7h57

Par Rouky

— Louise.

Ma femme lève la tête. Elle est allongée sur le lit, un livre de maternité posée sur ses genoux.

— Oui, mon amour ?

Ses yeux d’émeraude, habituellement pétillants de joie, se voilent en voyant mon état. Les vêtements sales, cravate défaite, chemise à moitié ouverte, je ne paye pas de mine.

Ma puanteur chargée d’alcool lui offre tout ce qu’elle a besoin de savoir.

— Raphaël, s’attriste-t-elle. Tu es retourné au bar...

J’ouvre les bras dans un geste théâtrale, m’incline en avant.

— Ton loyal serviteur, ma belle. C’est là toute notre différence, d’ailleurs.

Louise hausse les sourcils.

— Qu’est-ce que ça signifie ? s’étonne-t-elle.

— Arrête de faire l’innocente ! m’écriai-je.

Elle sursaute, pose le livre de côté. Elle se relève doucement, comme pour ne pas défier la bête que je suis.

— Je ne comprends pas, qu’est-ce que-

— Arrête ! répètai-je. Tu m’as menti, putain ! T’as couché avec mon propre frère. Ce mioche n’est pas le mien, Louise.

Je pointe un doigt accusateur en direction de son ventre bombé.

— Je refuse que ce sale gosse voit le jour.

— Raphaël, s’il te plaît. On peut discuter, on peut-

— Non, l’interrompis-je. Il n’y a rien à dire.

L’alcool embrouille mon esprit, embrume ma raison. Presque comme un automate, je sors le couteau de ma veste, celui-là même que j’avais préalablement emporté depuis la cuisine.

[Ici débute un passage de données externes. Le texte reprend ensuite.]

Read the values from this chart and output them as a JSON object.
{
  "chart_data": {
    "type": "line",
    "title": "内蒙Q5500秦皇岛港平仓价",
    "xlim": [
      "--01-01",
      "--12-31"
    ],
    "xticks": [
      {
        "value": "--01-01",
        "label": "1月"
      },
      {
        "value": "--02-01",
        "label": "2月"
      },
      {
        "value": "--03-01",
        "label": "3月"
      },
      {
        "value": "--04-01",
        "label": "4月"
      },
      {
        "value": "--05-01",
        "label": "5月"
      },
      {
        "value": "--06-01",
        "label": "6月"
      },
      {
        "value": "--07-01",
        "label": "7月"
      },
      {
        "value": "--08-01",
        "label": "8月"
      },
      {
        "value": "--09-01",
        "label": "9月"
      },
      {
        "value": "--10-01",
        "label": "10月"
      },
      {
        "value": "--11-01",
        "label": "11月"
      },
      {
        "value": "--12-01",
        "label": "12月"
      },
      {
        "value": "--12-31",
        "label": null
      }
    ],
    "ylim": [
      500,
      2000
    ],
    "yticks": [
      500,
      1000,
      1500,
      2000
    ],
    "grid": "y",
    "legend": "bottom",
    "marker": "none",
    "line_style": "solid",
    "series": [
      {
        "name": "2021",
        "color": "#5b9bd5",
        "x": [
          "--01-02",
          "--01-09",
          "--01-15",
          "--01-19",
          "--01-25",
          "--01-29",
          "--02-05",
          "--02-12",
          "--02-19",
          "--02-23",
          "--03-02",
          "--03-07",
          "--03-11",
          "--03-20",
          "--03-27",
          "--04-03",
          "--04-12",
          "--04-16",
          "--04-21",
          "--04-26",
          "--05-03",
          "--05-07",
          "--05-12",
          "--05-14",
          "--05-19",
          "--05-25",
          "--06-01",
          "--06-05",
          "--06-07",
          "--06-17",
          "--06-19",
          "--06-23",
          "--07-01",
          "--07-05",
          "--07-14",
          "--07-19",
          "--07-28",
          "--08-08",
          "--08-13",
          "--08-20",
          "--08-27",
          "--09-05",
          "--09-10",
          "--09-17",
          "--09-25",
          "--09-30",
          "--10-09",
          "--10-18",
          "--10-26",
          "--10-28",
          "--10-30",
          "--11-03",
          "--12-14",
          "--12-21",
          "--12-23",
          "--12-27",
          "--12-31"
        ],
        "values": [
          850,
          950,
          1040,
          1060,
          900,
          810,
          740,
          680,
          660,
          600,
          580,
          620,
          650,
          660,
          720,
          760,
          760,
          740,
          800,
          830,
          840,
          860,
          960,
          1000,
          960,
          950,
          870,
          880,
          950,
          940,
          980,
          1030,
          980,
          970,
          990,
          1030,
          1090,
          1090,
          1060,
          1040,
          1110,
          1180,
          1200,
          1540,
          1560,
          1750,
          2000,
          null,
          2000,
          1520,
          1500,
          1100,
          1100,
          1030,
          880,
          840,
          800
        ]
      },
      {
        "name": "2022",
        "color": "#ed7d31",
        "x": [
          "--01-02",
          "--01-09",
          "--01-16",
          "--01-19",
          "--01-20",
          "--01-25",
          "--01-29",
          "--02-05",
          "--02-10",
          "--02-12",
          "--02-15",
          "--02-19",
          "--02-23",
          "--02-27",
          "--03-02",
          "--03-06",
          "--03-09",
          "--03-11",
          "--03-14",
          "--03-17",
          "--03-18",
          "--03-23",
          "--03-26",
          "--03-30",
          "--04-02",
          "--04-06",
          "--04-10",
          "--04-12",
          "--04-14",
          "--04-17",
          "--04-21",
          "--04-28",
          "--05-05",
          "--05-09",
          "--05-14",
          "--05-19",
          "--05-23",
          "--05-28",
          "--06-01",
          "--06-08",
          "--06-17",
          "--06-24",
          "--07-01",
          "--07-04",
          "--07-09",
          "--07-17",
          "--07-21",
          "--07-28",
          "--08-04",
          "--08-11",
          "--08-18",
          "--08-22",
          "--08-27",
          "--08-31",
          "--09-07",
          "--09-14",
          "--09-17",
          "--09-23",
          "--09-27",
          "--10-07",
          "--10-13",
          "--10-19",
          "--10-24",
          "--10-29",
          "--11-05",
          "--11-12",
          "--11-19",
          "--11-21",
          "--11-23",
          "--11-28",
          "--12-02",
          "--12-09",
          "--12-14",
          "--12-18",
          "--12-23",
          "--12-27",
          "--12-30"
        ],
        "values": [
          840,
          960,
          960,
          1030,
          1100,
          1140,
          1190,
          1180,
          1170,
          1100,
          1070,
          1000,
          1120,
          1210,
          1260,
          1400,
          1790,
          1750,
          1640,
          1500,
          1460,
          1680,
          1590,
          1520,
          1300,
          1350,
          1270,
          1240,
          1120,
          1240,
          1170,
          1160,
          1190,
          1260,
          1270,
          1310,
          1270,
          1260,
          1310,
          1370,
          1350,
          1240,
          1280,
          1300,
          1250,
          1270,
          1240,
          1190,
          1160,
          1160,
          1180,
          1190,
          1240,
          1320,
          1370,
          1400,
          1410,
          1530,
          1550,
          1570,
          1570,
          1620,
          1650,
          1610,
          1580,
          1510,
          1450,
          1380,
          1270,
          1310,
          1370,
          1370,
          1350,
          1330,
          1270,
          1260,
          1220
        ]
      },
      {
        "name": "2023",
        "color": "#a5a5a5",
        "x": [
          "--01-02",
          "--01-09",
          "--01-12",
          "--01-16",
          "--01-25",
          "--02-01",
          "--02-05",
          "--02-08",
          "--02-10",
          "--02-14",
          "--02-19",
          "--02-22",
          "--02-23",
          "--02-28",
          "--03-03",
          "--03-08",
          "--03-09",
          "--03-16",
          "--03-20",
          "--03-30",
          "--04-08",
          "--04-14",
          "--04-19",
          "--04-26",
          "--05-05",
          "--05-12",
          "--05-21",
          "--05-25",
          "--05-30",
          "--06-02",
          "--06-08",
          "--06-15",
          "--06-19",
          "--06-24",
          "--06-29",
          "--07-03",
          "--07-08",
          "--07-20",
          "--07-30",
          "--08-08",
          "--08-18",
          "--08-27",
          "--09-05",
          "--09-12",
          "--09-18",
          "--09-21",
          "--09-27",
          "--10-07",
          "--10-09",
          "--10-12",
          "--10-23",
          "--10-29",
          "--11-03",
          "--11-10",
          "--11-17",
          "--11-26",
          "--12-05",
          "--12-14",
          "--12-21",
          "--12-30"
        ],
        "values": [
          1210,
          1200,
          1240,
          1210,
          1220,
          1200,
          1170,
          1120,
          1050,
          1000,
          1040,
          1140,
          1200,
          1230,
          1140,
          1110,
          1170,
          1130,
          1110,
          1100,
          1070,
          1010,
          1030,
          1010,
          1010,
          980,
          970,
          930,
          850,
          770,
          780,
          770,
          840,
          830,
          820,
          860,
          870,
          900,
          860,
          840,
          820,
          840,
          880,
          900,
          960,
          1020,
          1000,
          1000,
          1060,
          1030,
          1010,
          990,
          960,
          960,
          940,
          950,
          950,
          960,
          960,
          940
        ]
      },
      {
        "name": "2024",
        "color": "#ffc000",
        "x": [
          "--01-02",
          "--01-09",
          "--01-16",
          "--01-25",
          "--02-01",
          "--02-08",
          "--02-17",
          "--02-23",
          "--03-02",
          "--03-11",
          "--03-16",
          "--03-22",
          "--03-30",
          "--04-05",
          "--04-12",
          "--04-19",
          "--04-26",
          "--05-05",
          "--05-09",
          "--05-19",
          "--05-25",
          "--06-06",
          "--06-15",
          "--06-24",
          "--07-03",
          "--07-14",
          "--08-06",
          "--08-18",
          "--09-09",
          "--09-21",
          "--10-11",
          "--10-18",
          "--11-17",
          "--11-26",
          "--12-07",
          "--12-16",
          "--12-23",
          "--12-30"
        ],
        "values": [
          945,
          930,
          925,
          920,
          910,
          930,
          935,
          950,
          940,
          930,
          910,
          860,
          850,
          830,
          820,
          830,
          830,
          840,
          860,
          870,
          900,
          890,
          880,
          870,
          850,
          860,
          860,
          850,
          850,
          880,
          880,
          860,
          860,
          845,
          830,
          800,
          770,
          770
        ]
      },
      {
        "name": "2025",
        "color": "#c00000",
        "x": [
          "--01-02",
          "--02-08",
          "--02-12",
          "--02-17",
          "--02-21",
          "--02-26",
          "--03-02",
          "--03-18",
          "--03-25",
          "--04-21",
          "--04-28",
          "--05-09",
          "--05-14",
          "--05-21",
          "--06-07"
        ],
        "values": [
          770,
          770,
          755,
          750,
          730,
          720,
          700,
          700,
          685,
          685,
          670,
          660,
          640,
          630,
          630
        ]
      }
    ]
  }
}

Les yeux de Louise s’écarquillent d’effroi.

— Raphaël, pose ce couteau.

— Ne me donne pas d’ordres, sale traînée !

Je fonce sur elle. Louise n’a même pas le temps de crier. J’enfonce le couteau dans son ventre, droit sur le bâtard qu’elle prétend mien.

Je la jette sur le lit, et continue de la poignarder. Je ne m’arrête que lorsque mon bras se fatigue. Je me lève alors, contemple mon œuvre. Louise est allongée, baignant dans leur sang, à tous les deux.

Soudain, je comprends mon geste. Est-ce la pitié qui m’assaille ? Le désespoir d’avoir tué ma femme ? Non, bien sûr que non.

La première chose que je ressens, c’est la peur. Celle d’être à jamais enfermé derrière les barreaux.

Je jette le couteau au sol, comme par réflexe, puis je sors en trombe de la maison. J’aurais pu prendre la voiture, m’enfuir vers un autre pays. Et c’est ce que je comptais faire, jusqu’à ce qu’une voix résonne en moi :

— Viens. Approche, n’ais pas peur. Suis le son de ma voix. Traverse la forêt, et rejoins-moi. Tu n’auras plus rien à craindre, à mes côtés.

Je ne contrôle plus mon corps. C’est à peine si je contrôle mes pensées.

Mes pas m’emmènent à travers cette forêt que j’ai toujours redouté, étant gamin. Une forêt noire, dense, sauvage, qui ne laisse même pas pénétrer les rayons de la lune.

Une fois entrée dans cette forêt, je ne me condamne à ne jamais en ressortir.